Comment collaborez-vous avec ces universités étrangères ? Depuis l’ouverture de l’Institut Sorbonne-Kazakhstan en 2014, quelles relations ont été nouées dans le domaine éducatif avec la France ?
Il y a deux ans, le Président Tokayev déclarait que nous devions inviter les meilleures universités du monde au Kazakhstan et qu’elles y ouvrent des antennes et créent des programmes communs. L’année dernière nous avons inauguré quatre branches d’universités étrangères de tous les continents dans le pays. À titre d’exemple, pour la première fois une université américaine, celle de l’Arizona, a ouvert une branche au nord dans la ville de Petropavlovsk, et nous avons également ouvert une école d’intelligence artificielle en partenariat avec l’Université nationale sud-coréenne des sciences et de la technologie, Seoul Tech. Cette année nous en ouvrons six de plus.
Nous avons environ 86 programmes de participation et de partenariat avec des universités françaises. L’objectif principal de ces programmes concerne la langue française, la sociologie, les sciences politiques, donc principalement les sciences sociales. Il est extrêmement dommage que nous n’utilisions pas notre partenariat à son plein potentiel, car la France est renommée dans les domaines de la génétique et de la biotechnologie, de l’agriculture, des communications et des transports.

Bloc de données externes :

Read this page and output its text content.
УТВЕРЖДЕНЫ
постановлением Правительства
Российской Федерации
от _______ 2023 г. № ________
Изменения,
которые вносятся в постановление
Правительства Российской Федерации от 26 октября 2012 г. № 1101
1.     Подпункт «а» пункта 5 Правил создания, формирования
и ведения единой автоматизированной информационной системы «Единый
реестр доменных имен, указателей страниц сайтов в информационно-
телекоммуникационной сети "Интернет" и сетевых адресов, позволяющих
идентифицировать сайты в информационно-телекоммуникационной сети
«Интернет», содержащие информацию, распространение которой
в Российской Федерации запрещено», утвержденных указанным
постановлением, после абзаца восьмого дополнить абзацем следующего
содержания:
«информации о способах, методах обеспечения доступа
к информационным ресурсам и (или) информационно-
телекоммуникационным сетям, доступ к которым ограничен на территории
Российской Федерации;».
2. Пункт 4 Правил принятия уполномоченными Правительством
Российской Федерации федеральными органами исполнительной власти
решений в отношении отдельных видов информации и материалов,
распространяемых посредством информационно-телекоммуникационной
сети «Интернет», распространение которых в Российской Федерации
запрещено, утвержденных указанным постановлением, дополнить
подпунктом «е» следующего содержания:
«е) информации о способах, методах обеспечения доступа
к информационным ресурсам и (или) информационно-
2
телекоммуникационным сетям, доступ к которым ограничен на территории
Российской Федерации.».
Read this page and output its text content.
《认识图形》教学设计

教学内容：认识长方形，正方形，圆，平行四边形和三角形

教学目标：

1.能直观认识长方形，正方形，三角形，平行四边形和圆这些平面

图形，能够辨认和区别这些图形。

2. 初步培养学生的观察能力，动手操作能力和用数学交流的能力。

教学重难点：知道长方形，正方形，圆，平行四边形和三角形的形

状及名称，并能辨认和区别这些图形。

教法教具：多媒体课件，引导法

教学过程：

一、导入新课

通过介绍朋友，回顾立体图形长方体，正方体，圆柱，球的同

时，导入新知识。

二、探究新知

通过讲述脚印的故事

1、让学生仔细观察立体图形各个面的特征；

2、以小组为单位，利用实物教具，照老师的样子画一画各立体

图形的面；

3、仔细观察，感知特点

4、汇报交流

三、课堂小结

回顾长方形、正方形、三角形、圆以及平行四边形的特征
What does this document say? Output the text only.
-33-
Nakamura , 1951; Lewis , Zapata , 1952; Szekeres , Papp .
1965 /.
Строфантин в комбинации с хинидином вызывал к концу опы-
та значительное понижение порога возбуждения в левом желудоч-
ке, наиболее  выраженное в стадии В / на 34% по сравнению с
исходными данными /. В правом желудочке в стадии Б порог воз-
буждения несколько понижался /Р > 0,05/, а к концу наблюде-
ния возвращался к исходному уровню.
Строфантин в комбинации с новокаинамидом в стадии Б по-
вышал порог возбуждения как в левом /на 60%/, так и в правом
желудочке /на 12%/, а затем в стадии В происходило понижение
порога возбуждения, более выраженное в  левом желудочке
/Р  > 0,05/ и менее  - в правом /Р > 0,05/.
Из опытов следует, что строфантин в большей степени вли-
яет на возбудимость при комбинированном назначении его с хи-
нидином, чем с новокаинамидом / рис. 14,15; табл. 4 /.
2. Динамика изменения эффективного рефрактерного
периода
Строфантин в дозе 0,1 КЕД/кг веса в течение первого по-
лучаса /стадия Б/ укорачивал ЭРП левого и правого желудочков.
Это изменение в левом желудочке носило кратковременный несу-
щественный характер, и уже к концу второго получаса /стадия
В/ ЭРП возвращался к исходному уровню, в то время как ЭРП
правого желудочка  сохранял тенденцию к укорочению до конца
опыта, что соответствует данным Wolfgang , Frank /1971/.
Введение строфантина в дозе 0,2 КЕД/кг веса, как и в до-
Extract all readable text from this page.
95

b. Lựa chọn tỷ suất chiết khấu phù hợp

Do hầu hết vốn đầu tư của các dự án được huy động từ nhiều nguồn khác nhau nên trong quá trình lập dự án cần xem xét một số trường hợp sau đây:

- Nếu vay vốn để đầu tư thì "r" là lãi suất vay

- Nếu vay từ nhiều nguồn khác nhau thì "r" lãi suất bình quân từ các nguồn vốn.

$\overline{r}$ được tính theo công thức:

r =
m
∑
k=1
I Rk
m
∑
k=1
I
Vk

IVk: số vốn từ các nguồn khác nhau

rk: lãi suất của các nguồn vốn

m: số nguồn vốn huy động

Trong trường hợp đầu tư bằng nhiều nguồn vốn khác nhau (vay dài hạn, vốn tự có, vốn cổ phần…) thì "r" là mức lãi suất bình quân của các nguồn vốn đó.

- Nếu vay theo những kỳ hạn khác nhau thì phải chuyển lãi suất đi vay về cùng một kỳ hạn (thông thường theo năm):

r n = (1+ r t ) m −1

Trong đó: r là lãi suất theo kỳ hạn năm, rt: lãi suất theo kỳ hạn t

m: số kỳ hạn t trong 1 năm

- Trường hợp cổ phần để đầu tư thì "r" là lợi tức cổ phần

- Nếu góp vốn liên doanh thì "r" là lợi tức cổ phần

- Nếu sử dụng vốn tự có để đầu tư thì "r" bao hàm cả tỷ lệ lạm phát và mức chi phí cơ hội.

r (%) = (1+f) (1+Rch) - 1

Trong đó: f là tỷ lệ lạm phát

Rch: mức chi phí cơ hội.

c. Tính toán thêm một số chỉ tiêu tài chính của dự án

Le niveau de partenariat académique n’est pas encore là.
À l’occasion de la visite du Président Macron, nous avons décidé de créer un groupe de travail avec le ministère français des Affaires étrangères, en nous concentrant sur les trois domaines majeurs que sont l’énergie — principalement nucléaire —, les télécommunications et l’espace, et les biotechnologies agricoles.
Quel regard portez-vous sur l’apprentissage de la culture et de la langue françaises au Kazakhstan ? Comment voyez-vous la relation évoluer entre nos deux pays ?
Malheureusement, nous avons perdu le français comme seconde langue étrangère. C’est dommage parce que le français est toujours la langue de la diplomatie, et la communauté francophone grandit, grâce à l’Afrique. La langue et la culture françaises étaient une partie importante de la culture soviétique, puis, dans les années 1990, l’anglais est devenu dominant, alors que de moins en moins d’écoles proposaient l’apprentissage du français. À titre personnel, pour que mes enfants apprennent le français, j’ai dû embaucher des enseignants et les payer de ma poche. Je pense que c’est très important que la décision d’ouvrir une école française ait été prise lors de la visite du Président Macron. Nous croyons toujours aux relations à long terme et nous apprécions vraiment cette amitié avec la France. Je crois de tout cœur que la visite du Chef de l’État français fera passer notre partenariat avec la France à un niveau supérieur.